Les professionnels de l'immobilier sont tout aussi ravis par l'afflux annoncé de clients français au portefeuille bien garni. Rencontré à la terrasse d'un café du centre-ville de Porrentruy, le directeur de l'agence ACC immobilier, Pierre-André Chariatte, reconnaît que son téléphone sonne souvent, ces temps-ci: «Je reçois beaucoup de demandes de renseignements de clients français, candidats au forfait fiscal pour la plupart. Cela a commencé il y a un an environ. Les gens voyaient déjà que ça partait en cacahuète dans leur pays.» Par discrétion, il se refuse à donner le nombre de dossiers qu'il gère aujourd'hui. Mais s'attend, dans les prochaines semaines, à une «demande très importante» venue de l'Hexagone. Qui sont les candidats à l'exil? «Les profils sont très divers, glisse Pierre-André Chariatte. Ils viennent de partout, de Paris comme de l'Alsace. Le plus jeune candidat à ma connaissance a 35 ou 36?ans, mais ce sont souvent des gens qui ont la cinquantaine. Il y a beaucoup d'anciens industriels, mais je connais aussi un acteur qui doit bientôt s'installer à Porrentruy. Je ne peux pas donner de nom, toutes ces personnes tiennent à la discrétion.» Leur fortune, elle, varie beaucoup, mais les très gros clients sont toujours plus nombreux, admet Pierre-Arnauld Fueg: «On connaît des dossiers à quelques dizaines de millions de francs.»
«Une jolie plate-forme»
Ce que ces Français viennent chercher dans le Jura, et à Porrentruy en particulier? D'abord, la proximité avec Paris. Depuis un peu plus d'un an, l'Ajoie n'est qu'à un jet de pierre de la capitale, grâce à la proximité de la gare TGV de Meroux (F). «Avec le TGV, nous sommes devenus la porte d'entrée de la suisse», se réjouit Pierre-Arnauld Fueg. En termes de centralité, le Jura n'a plus à rougir devant le reste de la Suisse romande, renchérit Pierre-André Chariatte: «Le Jura, c'est une jolie petite plate-forme. Les Français qui veulent des magasins de luxe savent qu'en trois quarts d'heure ils les trouveront à Bâle, à Belfort ou à Neuchâtel.» Il ajoute que son canton peut aussi faire valoir un argument de poids face à Genève ou Lausanne: les prix de l'immobilier, huit à dix fois moins élevés que dans l'arc lémanique: «On est la région où l'immobilier est le meilleur marché de Suisse!»

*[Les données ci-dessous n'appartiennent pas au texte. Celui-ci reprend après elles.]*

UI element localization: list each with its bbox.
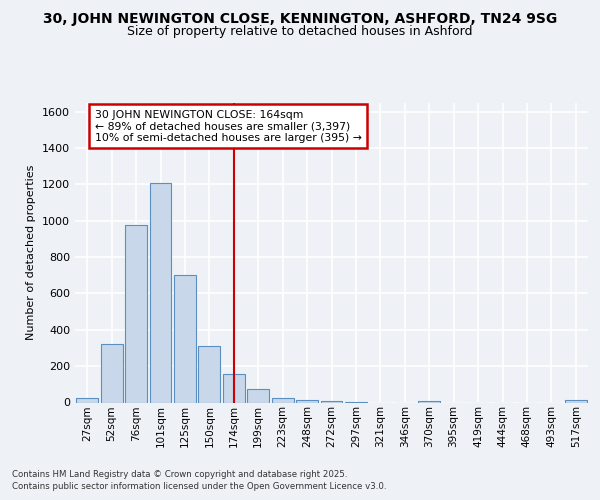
Text: Contains public sector information licensed under the Open Government Licence v3: Contains public sector information licen… [12, 482, 386, 491]
Bar [272, 398, 293, 402]
Bar [418, 400, 440, 402]
Y-axis label: Number of detached properties: Number of detached properties [26, 165, 37, 340]
Bar [199, 346, 220, 403]
Bar [76, 398, 98, 402]
Bar [101, 344, 122, 403]
Bar [125, 225, 147, 402]
Bar [223, 374, 245, 402]
Bar [320, 400, 343, 402]
Text: Size of property relative to detached houses in Ashford: Size of property relative to detached ho… [127, 25, 473, 38]
Bar [149, 184, 172, 402]
Text: Contains HM Land Registry data © Crown copyright and database right 2025.: Contains HM Land Registry data © Crown c… [12, 470, 347, 479]
Bar [174, 275, 196, 402]
Bar [296, 400, 318, 402]
Bar [247, 389, 269, 402]
Text: 30 JOHN NEWINGTON CLOSE: 164sqm
← 89% of detached houses are smaller (3,397)
10%: 30 JOHN NEWINGTON CLOSE: 164sqm ← 89% of… [95, 110, 361, 143]
Bar [565, 400, 587, 402]
Text: 30, JOHN NEWINGTON CLOSE, KENNINGTON, ASHFORD, TN24 9SG: 30, JOHN NEWINGTON CLOSE, KENNINGTON, AS… [43, 12, 557, 26]
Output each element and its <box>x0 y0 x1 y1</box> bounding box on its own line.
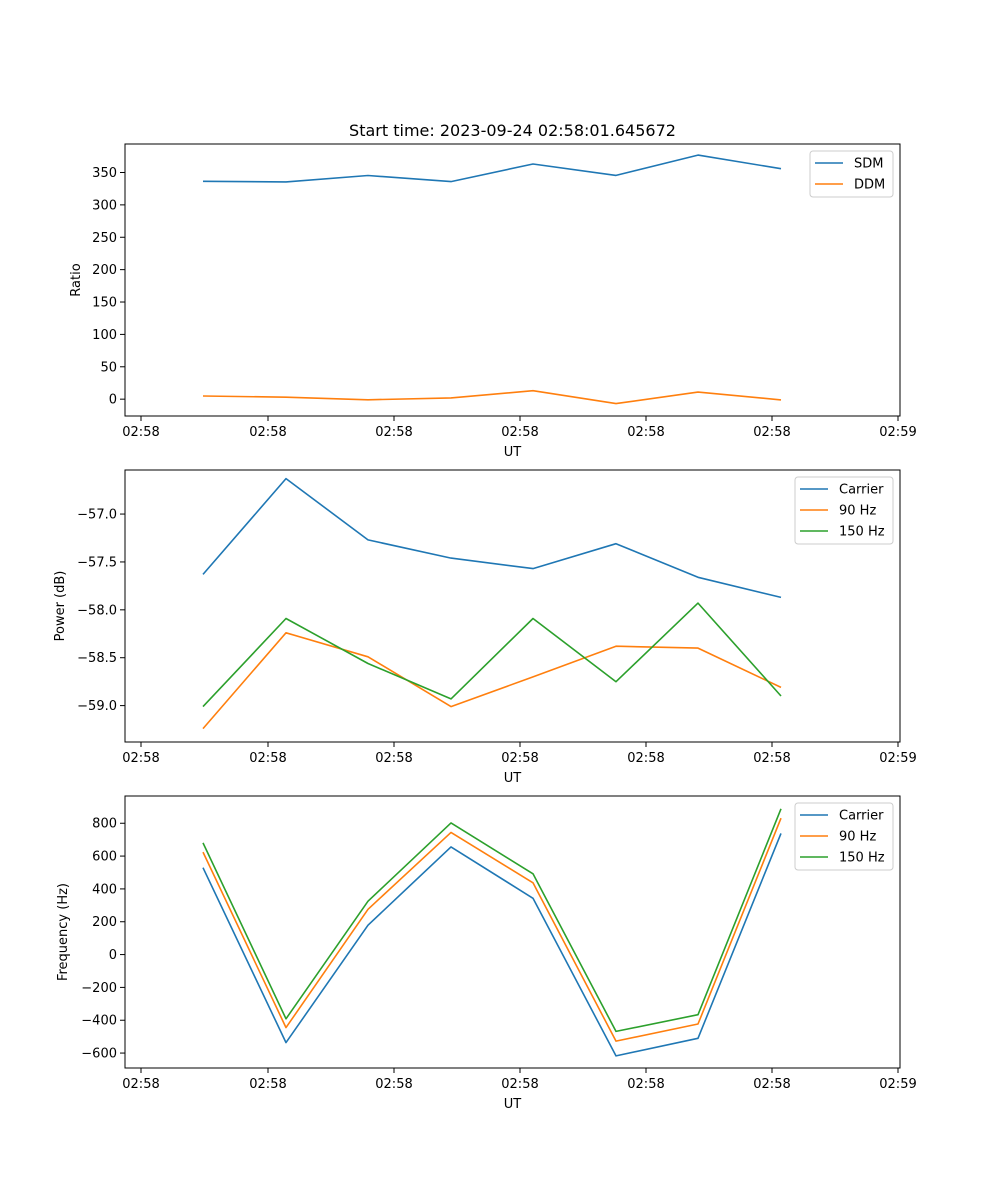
series-line-90-hz <box>202 817 782 1042</box>
series-line-150-hz <box>202 808 782 1033</box>
y-axis-label: Ratio <box>69 263 84 296</box>
panel-1: Start time: 2023-09-24 02:58:01.64567202… <box>69 121 917 460</box>
y-tick-label: 50 <box>100 360 117 375</box>
x-tick-label: 02:59 <box>879 751 916 766</box>
y-tick-label: 400 <box>92 882 117 897</box>
legend-label: 90 Hz <box>839 504 876 519</box>
series-line-150-hz <box>202 602 782 708</box>
legend: SDM DDM <box>809 150 894 198</box>
legend-label: SDM <box>854 157 883 172</box>
series-line-ddm <box>202 389 782 405</box>
x-tick-label: 02:58 <box>627 751 664 766</box>
x-tick-label: 02:58 <box>753 751 790 766</box>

Interrogé, le maire PDC de Porrentruy Gérard Guénat reconnaît que l'arrivée importante de riches Français pourrait bien faire grimper les prix dans sa commune. Il n'en reste pas moins convaincu que le phénomène va surtout faire du bien à la ville: «Porrentruy a perdu 1000 habitants en 30?ans (la cité en compte 7000 actuellement, ndlr). On a des infrastructures qui nous permettraient d'accueillir peut-être 2000 habitants du jour au lendemain! Il y a pas mal de maisons ou d'appartements qui sont libres ici. L'arrivée de nouveaux citoyens ne peut être que positive.» Et le fait que ces citoyens viennent de l'Hexagone n'y change rien, ajoute le maire, qui rappelle que la ville des Princes-Evêques a été longtemps été française: «Ici, on est francophile à 100%, il ne nous manque que l'accent!» De quoi mettre en confiance les habitants de Neuilly ou du XVIe arrondissement de Paris, candidats à l'exil fiscal: dans l'Ajoie, décidément, ils seront accueillis à bras ouverts.